The paper was deemed deserving of the SC19 ToTA due to its first-of-its-kind vision of GPU architectures as a vector machine. By building on this vision, Volkov and Demmel defined techniques to achieve greater efficiency and performance. Since 2008, this vision has resulted in a way of thinking and modeling algorithms on GPUs that still guide others to pursue and obtain high performance across the larger and larger GPU community. Written while both authors were at UC Berkeley, the paper has had a tremendous impact with nearly 1,000 citations, and it is still being cited more than a decade after its publication.

Abstract:

We present performance results for dense linear algebra using recent NVIDIA GPUs. Our matrix-matrix multiply routine (GEMM) runs up to 60% faster than the vendor’s implementation and approaches the peak of hardware capabilities. Our LU, QR and Cholesky factorizations achieve up to 80–90% of the peak GEMM rate. Our parallel LU running on two GPUs achieves up to ~540 Gflop/s. These results are accomplished by challenging the accepted view of the GPU architecture and programming guidelines. We argue that modern GPUs should be viewed as multithreaded multicore vector units. We exploit blocking similarly to vector computers and heterogeneity of the system by computing both on GPU and CPU. This study includes detailed benchmarking of the GPU memory system that reveals sizes and latencies of caches and TLB. We present a couple of algorithmic optimizations aimed at increasing parallelism and regularity in the problem that provide us with slightly higher performance.

Meet the Authors at SC19

When informed of being the recipients of the SC19 ToTA, Volkov and Demmel were delighted and honored to have their paper recognized with one of the most prestigious SC19 awards.

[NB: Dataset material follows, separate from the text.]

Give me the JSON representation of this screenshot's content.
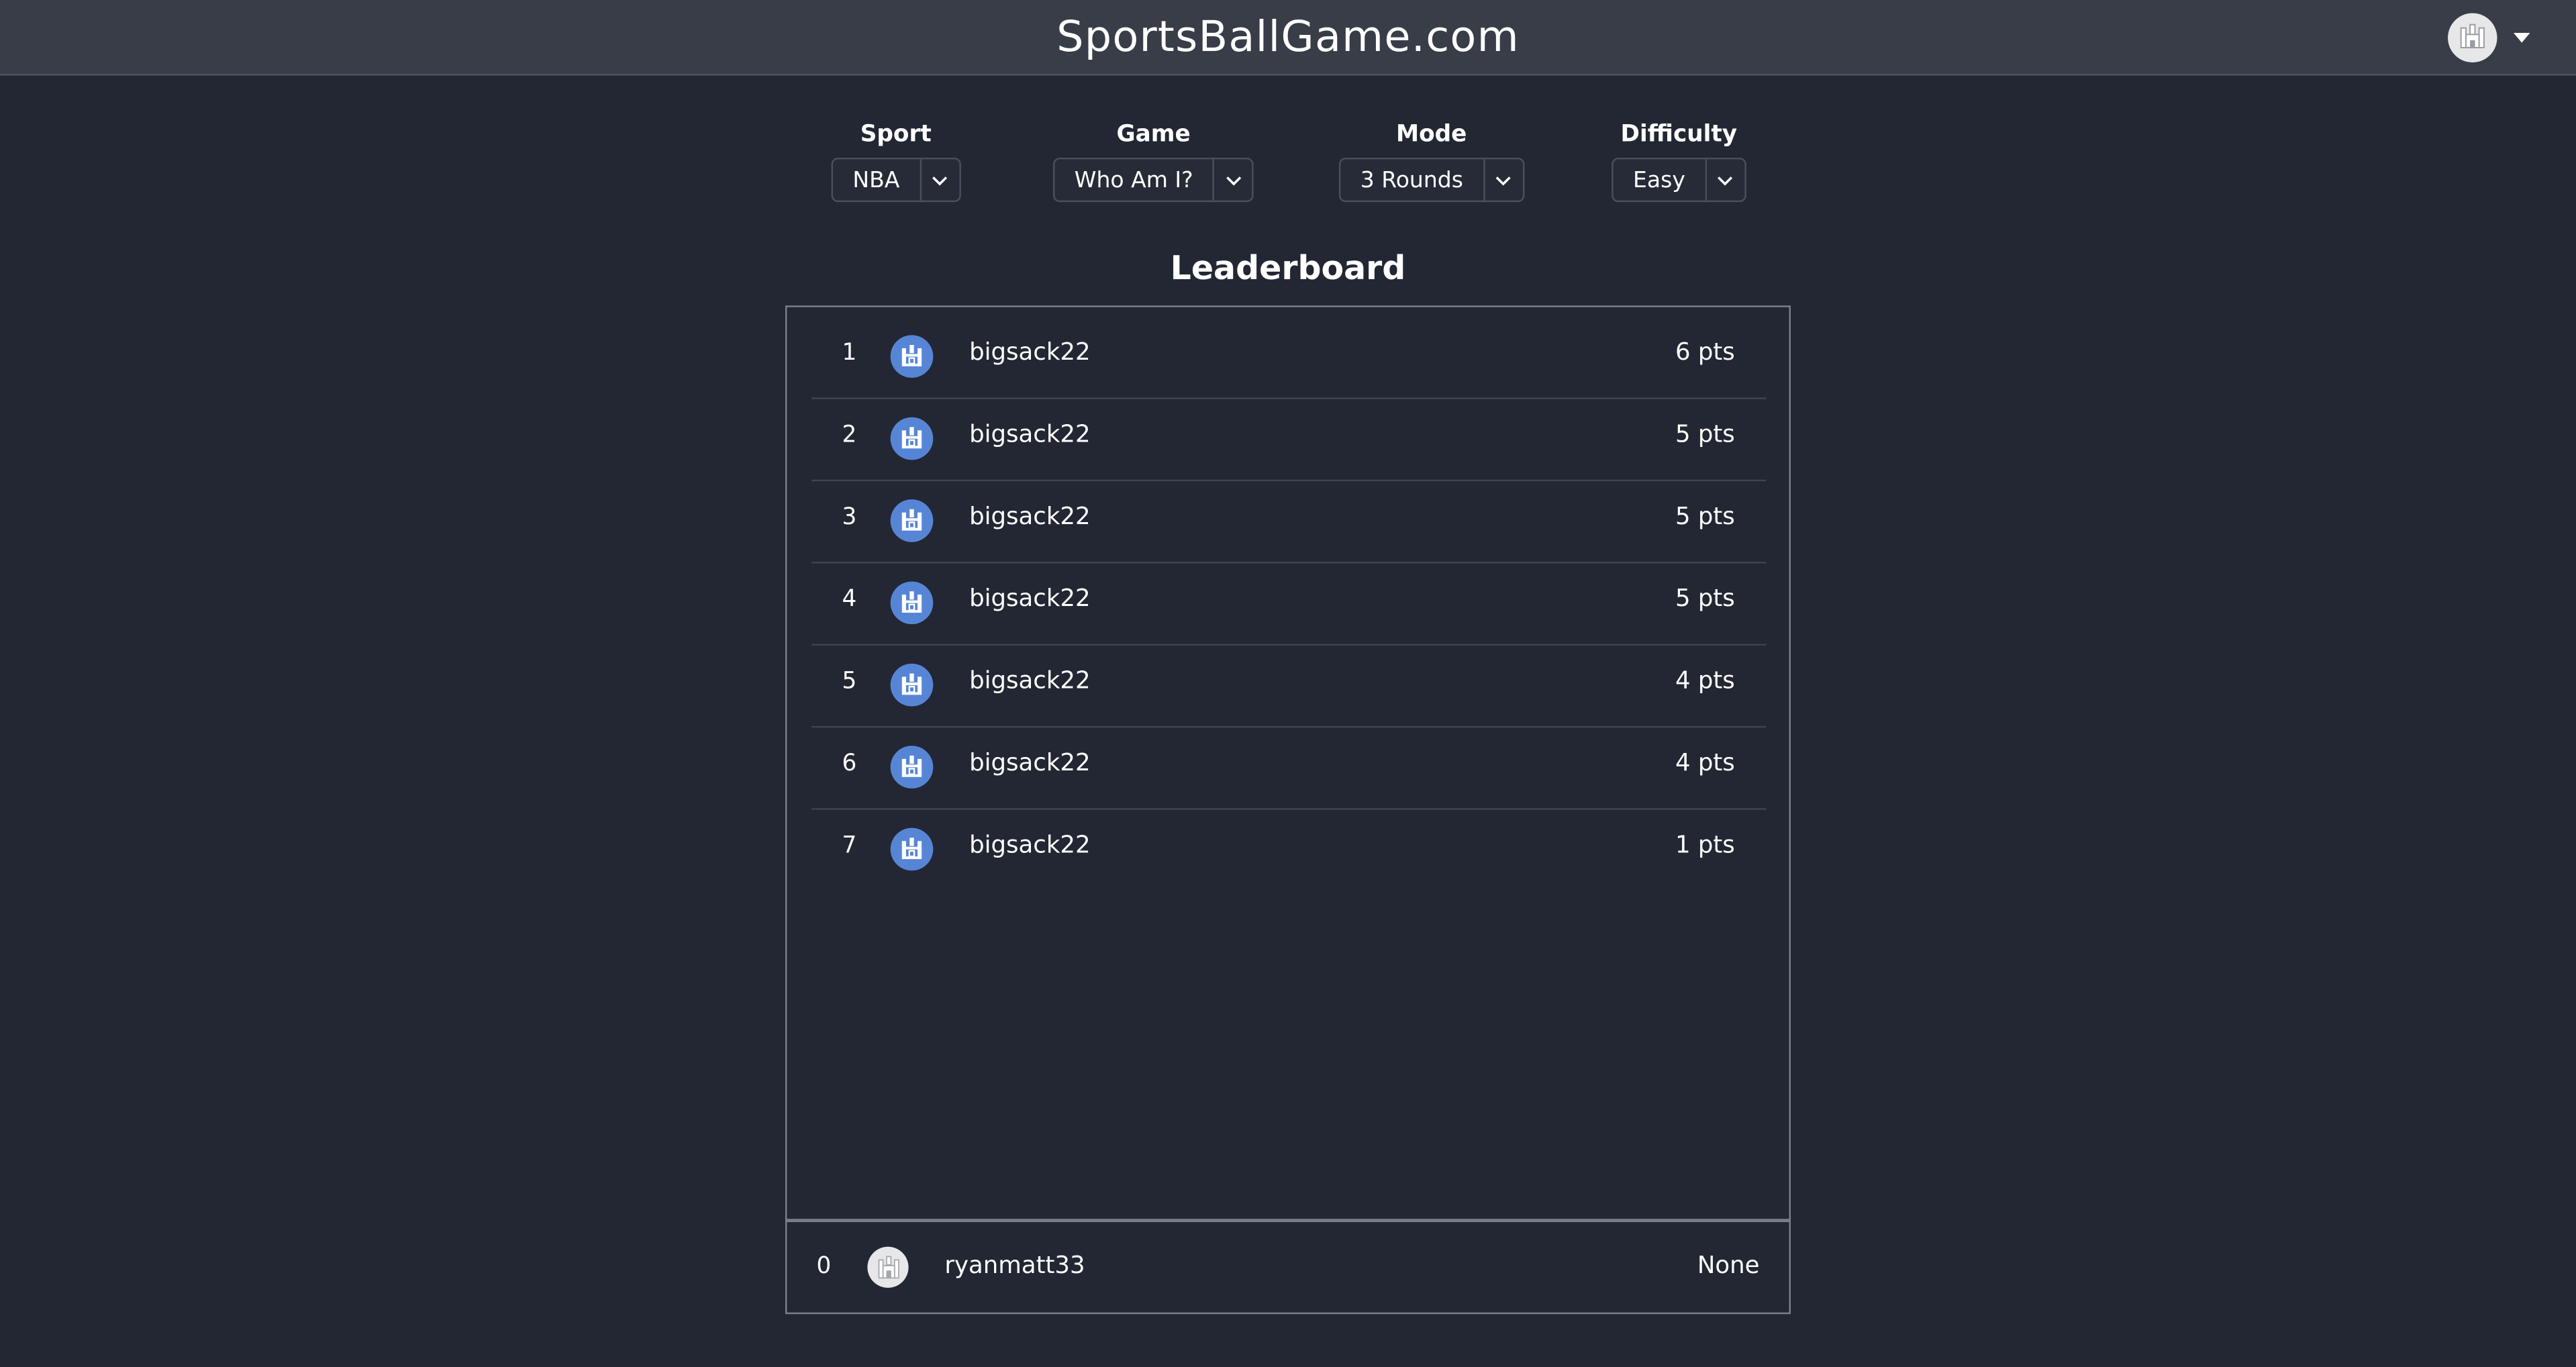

This was our attempt to understand how GPUs work and how to efficiently program them. Our resulting algorithms ran significantly faster than the vendor’s code, and near machine peak,” said Demmel. He added, “We look forward to speaking about this paper to describe how this effort on GPU performance optimization has evolved.”

Volkov and Demmel will reveal their thoughts, share their challenges, and discuss the impact of their work in an invited talk at SC19 on Tuesday, November 19, 3:30 pm–4:15 pm, in the Mile High Ballroom.